Der Ring war zurück an seinem Finger, und der schiefe, unnatürliche Winkel seines Ringfingers machte es unmöglich, dass er ihn noch einmal verlor. Er hatte einen Ersatzmann, um das welke Fleisch noch einmal ins Leben zurückzustreicheln, die Klinge durch das Fleisch zu ziehen, zwei Hände, die wie eine arbeiteten. Es gab Momente, in denen er wieder sein altes Selbst war.
Und nun war alles in Gefahr. Er hatte schlecht gewählt, hatte Charlotte erlaubt, sein Gehirn durcheinanderzubringen. Sein Lehrling würde seinen Tod bedeuten. Es machte ihm nichts mehr aus.

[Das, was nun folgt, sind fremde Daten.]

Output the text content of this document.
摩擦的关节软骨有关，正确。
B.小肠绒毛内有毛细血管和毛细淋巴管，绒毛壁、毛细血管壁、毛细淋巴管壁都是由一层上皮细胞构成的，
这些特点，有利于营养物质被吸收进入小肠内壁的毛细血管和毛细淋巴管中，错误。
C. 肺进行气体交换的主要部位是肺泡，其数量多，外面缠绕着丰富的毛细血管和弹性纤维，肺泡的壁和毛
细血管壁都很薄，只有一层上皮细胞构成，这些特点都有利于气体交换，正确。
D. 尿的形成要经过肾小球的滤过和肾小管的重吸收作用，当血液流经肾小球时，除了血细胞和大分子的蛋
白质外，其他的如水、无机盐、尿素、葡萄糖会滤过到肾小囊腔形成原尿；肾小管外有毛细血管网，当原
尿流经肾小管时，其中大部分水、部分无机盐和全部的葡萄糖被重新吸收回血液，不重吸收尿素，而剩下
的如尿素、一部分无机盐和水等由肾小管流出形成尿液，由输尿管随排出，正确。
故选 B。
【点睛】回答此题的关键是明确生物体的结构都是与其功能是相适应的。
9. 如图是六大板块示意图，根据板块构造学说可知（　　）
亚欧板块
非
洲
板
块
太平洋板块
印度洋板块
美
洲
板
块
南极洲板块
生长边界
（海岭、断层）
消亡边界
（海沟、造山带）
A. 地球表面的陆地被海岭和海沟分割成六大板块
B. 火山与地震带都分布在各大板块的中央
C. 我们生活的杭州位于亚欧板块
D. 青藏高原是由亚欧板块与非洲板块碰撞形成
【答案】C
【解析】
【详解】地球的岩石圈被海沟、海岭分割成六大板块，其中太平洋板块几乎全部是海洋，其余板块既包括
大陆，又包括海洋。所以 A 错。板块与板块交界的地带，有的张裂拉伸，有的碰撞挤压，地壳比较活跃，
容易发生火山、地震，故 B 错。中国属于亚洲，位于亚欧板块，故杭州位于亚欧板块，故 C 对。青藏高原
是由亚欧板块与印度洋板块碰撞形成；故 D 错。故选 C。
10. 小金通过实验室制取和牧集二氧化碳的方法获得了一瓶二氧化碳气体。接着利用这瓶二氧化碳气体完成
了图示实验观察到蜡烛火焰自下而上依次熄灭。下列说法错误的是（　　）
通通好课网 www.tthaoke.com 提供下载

Er schlurfte aus dem Zimmer, die Krücke in der Hand, und stieg höher und höher die Treppen hinauf. Das war ein Mädchen, er konnte es riechen, konnte sie schmecken, und er wollte sie. Nichts würde ihn jetzt aufhalten. Er musste sein Schicksal erfüllen.
31. KAPITEL
Nashville, Tennessee
Sonntag, 21. Dezember
18:00 Uhr
Die Mordkommission summte nur so vor Aktivität, Fitz schüttete die Reste einer weiteren Kanne Kaffee aus und setzte eine neue auf. Die fünfte in den letzten zwei Stunden. Jeder war aufgedreht, launisch und trotz aller künstlichen Stimulanzien vollkommen übermüdet. Marcus hatte den Kopf auf die Hand gestützt und scrollte sich durch seitenlange Dokumente auf seinem Bildschirm. Baldwin telefonierte mit den Fluggesellschaften. Niemand hatte geschlafen, alle konzentrierten sich auf ihre wichtigste Spur: den Limofahrer, der irgendwo im Nirgendwo verschwunden war.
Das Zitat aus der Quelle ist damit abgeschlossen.